During the past two weeks, three U.S. cable operators – Time Warner Cable, Comcast and Cablevision – announced their third quarter results. All three reported net losses of video subscribers.
Reuters, in two different reports, said that Comcast lost 275,000 and Cablevision 24,500 basic subscribers. DSL Reports said that Time Warner Cable shed 155,000 basic subscribers. Why this is happening is something for corporate planners and business analysts to ponder. The impact of the losses on how the networks operate should be considered by engineering staffs.
The quick answer from the infrastructure standpoint is that it won’t matter too much in the short term. Those are big numbers, but when they are spread across the large (Cablevision), very big (Time Warner) and huge (Comcast) bases, the losses won’t end up changing things too much -- assuming the declines are spread around more or less equally between systems.

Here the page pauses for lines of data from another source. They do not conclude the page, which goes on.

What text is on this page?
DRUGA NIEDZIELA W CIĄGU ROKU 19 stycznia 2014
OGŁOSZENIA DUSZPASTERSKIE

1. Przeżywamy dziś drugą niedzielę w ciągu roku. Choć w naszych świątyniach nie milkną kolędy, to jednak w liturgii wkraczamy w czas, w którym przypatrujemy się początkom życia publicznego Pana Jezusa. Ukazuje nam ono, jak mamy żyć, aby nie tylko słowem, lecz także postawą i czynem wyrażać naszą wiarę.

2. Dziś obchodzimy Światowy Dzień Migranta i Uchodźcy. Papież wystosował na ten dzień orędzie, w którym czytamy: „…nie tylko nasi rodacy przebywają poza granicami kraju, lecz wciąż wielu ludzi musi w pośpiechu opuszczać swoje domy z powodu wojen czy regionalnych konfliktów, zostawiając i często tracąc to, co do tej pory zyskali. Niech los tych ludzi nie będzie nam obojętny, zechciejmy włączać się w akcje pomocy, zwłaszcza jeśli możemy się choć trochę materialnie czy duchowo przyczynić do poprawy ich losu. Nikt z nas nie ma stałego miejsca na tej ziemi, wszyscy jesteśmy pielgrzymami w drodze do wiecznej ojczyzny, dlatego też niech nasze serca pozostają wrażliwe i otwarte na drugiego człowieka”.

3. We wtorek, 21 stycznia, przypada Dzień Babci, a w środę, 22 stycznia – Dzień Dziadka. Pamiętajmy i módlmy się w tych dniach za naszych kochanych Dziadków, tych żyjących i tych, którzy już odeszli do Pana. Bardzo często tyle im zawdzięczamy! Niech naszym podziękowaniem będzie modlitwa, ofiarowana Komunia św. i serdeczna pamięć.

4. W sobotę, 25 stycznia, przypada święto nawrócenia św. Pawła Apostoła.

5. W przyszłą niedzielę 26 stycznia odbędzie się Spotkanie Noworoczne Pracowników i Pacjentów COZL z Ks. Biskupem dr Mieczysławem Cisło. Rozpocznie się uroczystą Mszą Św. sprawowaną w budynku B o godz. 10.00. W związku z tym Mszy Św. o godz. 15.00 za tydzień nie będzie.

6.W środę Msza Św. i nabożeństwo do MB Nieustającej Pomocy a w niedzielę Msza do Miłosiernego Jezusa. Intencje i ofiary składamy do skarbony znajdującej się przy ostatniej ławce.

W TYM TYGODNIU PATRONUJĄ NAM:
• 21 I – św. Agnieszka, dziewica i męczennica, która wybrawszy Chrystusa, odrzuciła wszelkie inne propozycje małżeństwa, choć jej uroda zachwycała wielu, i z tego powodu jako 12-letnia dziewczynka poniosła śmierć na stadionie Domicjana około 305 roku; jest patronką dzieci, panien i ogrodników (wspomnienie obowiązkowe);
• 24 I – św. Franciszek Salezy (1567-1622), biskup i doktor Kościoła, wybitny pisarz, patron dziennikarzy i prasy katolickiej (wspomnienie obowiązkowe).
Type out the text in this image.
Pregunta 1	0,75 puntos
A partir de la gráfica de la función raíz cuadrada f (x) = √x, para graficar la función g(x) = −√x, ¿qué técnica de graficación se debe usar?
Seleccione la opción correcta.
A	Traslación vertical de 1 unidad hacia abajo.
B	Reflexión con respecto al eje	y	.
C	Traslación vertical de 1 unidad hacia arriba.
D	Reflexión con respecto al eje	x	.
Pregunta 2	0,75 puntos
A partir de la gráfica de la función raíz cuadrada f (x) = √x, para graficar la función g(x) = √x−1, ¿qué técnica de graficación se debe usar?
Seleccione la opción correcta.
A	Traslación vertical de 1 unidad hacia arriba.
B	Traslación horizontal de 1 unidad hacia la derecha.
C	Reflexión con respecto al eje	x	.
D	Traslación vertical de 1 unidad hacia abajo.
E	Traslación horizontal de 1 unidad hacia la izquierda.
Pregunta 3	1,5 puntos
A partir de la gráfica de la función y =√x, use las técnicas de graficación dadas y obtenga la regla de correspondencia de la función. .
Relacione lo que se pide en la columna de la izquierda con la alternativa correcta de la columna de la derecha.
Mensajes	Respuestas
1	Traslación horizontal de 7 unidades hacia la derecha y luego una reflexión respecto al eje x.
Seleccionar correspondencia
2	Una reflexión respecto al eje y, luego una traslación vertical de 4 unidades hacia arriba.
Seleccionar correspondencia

But this is only one quarter, of course. If these numbers continue for a year or so -- and especially if they accelerate -- operational folks may start feeling the impact in their day-to-day endeavors.
It is safe to assume that at least some of the churning subscribers may be gone forever. They now get their video from the likes of FiOS or U-verse, or have taken a vow of poverty and sworn off television entirely.
Others, however, may be broadband customers using the cable operators’ infrastructure to access over-the-top programming. Thus, continued losses of video subscribers may increase the pressure on the broadband infrastructure. All in all, it’s a trend worth watching.